Skip navigation.
 
mlRe: Leopard performance penalty (3x slower), NSPopAutoreleasePool
FROM : Ben Trumbull
DATE : Mon Nov 19 03:45:03 2007

>> On Nov 17, 2007, at 10:53 AM, Gerd Knops wrote:
>>

>>> You should probably investigate trying to create fewer temporary

>> objects, and fewer autoreleased objects, as a way to fix this
>> problem on your end.
>>

> That would be a less than fun task, given >50.000 lines of code...
>
> I did sprinkle a number of local NSAutoReleasePools, so that
> autoreleased objects do not amass. That made no (measurable)
> difference in performance at all. I no longer have the 4 second period
> of unresponsiveness, but the overall process takes 4 seconds longer,
> so that was a wash. By adding timestamps before and after the
> [autoReleasePool release] I can see that they now roughly share the
> burden (eg take about the same time). So having all the temporary
> objects in one large pool or a number of smaller pools makes no
> difference.


If Shark is reporting a lot of time popping an autorelease pool, then 
using fewer temporary/autoreleased objects is obvious.

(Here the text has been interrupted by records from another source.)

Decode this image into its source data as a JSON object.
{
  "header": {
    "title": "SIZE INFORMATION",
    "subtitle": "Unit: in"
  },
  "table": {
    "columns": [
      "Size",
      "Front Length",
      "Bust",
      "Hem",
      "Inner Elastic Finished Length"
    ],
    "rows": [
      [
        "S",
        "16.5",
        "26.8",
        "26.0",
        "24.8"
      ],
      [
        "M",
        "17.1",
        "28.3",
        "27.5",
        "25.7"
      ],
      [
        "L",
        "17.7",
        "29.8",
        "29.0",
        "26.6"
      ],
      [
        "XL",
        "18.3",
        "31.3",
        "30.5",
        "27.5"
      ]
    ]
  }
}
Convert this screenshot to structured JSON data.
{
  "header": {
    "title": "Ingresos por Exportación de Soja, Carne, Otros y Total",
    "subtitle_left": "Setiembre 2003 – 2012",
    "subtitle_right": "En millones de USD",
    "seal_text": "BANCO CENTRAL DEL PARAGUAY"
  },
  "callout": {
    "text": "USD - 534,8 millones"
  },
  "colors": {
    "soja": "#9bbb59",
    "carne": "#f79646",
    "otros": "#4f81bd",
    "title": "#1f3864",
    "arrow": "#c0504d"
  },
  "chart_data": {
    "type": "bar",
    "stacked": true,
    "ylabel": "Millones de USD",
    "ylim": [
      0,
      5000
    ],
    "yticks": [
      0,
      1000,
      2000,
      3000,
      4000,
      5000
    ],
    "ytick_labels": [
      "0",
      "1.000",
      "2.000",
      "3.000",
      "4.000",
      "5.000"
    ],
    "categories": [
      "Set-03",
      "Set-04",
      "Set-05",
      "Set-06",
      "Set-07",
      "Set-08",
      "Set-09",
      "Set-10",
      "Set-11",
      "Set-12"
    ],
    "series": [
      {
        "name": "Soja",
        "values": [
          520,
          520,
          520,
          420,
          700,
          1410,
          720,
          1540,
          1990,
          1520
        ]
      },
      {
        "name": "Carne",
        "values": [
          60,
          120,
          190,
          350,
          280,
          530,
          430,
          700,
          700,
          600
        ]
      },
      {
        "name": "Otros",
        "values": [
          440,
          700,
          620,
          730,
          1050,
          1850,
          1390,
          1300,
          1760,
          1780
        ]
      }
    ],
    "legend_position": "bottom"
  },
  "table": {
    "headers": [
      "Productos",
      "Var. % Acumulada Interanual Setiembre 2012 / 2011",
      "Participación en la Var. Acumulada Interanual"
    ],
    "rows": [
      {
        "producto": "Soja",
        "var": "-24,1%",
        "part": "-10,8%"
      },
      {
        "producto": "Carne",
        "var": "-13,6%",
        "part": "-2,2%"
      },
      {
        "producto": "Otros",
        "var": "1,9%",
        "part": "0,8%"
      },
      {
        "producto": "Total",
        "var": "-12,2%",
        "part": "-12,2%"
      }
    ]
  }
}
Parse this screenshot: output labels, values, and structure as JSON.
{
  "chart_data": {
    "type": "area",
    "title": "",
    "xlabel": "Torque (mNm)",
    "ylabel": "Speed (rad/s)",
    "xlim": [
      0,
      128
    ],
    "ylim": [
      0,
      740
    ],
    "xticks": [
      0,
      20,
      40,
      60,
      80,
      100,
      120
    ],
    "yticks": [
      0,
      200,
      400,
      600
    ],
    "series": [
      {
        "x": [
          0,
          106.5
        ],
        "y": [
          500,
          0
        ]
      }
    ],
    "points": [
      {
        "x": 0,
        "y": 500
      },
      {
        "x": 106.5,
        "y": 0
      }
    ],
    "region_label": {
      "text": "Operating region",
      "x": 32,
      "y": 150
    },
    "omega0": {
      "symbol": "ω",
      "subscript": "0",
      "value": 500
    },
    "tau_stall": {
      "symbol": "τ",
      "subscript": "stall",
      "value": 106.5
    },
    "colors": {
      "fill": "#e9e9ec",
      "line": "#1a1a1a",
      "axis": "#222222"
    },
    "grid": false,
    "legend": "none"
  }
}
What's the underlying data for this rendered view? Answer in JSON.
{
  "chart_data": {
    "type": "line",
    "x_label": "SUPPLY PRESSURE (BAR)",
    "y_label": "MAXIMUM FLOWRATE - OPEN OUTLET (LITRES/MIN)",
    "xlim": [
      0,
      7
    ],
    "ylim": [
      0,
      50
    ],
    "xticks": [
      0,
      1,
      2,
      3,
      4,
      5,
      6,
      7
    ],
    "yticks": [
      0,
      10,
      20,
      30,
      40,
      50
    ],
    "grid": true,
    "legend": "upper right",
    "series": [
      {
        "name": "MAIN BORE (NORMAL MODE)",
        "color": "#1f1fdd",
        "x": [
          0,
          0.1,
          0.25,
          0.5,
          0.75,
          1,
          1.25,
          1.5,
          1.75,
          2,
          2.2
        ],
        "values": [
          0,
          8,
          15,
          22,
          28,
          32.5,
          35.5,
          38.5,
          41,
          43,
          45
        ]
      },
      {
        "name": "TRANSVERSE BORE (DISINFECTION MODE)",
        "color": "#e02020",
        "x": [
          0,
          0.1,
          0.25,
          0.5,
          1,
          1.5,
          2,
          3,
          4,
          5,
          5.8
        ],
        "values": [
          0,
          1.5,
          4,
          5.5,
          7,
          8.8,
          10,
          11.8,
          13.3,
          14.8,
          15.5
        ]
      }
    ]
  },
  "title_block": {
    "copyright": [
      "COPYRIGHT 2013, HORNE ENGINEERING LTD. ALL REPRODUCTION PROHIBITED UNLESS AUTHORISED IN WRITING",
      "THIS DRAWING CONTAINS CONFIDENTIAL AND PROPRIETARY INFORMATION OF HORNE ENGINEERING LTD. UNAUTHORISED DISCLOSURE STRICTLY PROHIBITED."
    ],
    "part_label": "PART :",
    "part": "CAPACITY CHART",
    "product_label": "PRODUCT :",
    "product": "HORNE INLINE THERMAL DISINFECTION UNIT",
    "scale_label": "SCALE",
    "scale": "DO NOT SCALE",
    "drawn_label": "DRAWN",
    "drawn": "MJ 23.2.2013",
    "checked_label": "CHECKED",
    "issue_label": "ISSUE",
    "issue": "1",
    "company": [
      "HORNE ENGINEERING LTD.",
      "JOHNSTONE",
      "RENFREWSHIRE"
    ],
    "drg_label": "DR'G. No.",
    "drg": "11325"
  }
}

-autorelease is a convenience.  It's handy, saves a couple lines of 
code, can provide a simpler API, and can eliminate extra code in 
places you expect exceptions to be thrown.

It's also, relative to just -release, expensive.  In addition to all 
the extra work to keep track of the object until the pool is released, 
it requires more memory.  The memory for a temporary object can't be 
reused for something else until you actually release it.  So an 
autorelease pool extends the lifetime of those objects.  Sometimes 
that's a useful feature.  It can make an API less error prone. 
Sometimes it's just a performance drain.  Unnecessarily extending the 
lifetime of memory blocks means that the process needs more memory. 
It needs to compensate for all the temporary blocks that are pending 
in the autorelease pool, but never used again.  Growing the high 
watermark of a process heap means that more memory needs to be 
allocated from the OS.  That is much much much more expensive than -
release.

So using autoreleased objects within performance critical loops is 
very counterproductive.

It also sounds like you're allocating a large number of objects.  You 
may be able to improve performance by allocating fewer objects 
overall.  This is more work than simply releasing temporary objects 
more aggressively, but can provide additional improvements.  Depending 
on what you need, you can reuse allocated objects (allocate a mutable 
object, and mutate instead), malloc a large buffer and divide it up 
yourself, or use the batch malloc APIs in malloc.h

- Ben